現地視察は、三反園訓知事の金子万寿夫衆院議員(鹿児島2区)らを伴なった吉川貴盛農水大臣への台風災害復旧対策の直接要請(16日)がきっかけ。現地視察には、金子氏をはじめ農水本省と九州農政局から13人、県からは中村かおり副知事や農政部職員ら10人が随行した。
地元徳之島3町長や当局の案内で台風24号の暴風雨や潮風害で甚大な被害を受けた各町のサトウキビほ場を視察。海抜約12㍍付近まで高潮が押し寄せ農地の表土が洗掘されて岩石が覆い生産基盤が損なわれた伊仙町中部地区の海岸部の被害ほ場では、説明を受けながら約40分間にわたって現状を把握した。

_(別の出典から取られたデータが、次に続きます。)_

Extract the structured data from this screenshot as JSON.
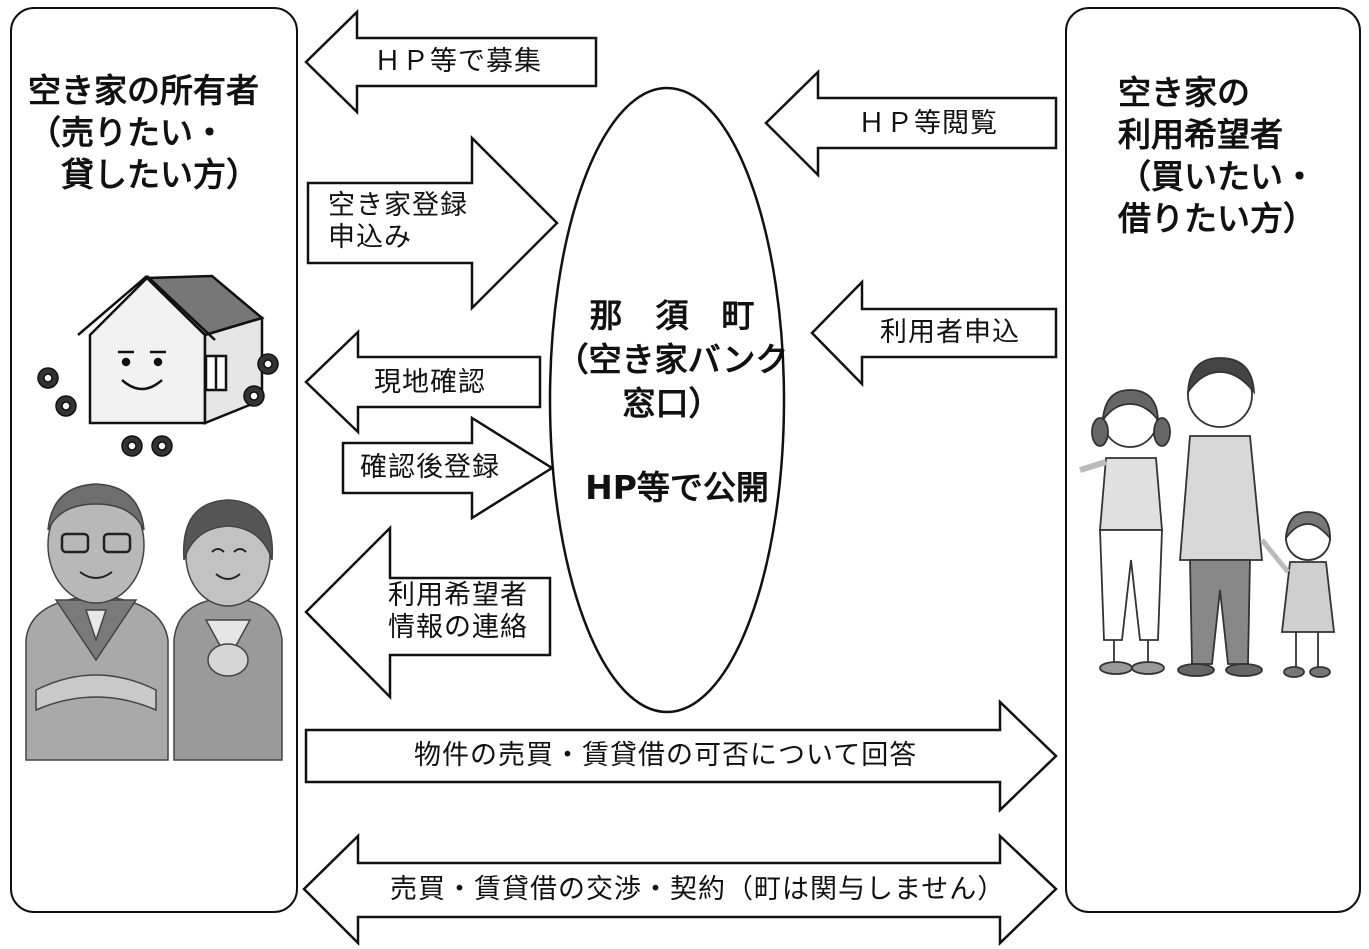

同町内の高潮被害農地は約12㌶(約1億円)を予想。大久保明町長は「この畑が復旧して農業が安心して出来るように」。町担当者も「台風災害が多岐にわたるが、農業で生計を立てている小さなまちの災害復旧にお力添えを」と直訴。キビ約33㌶を手掛ける大竹勝人さん(55)=同町阿三=は「十数年前の高潮被害以上の被害。今年は豊作と思っていた中での被害で、農家はやる気を失っている」と窮状を訴えた。
高鳥副大臣は会見で「サトウキビの倒伏・塩害、高潮による被害は甚大。国としてはサトウキビ増産基金を15日に発動した。今後の予算確保もしっかりとやらせていただきたい。災害復旧は査定前着工制度もあるので活用して欲しい」とも述べた。
特に印象に残った高潮被害地区の農家については「キビほ場が根こそぎやられて石がゴロゴロ入り込み、復旧もままならない状況。生産者の皆さんは去年も台風災害を受け非常にがっかりしている。ぜひ希望持っていただきたい。農水省としても対策をしっかり取りたい」と気遣った。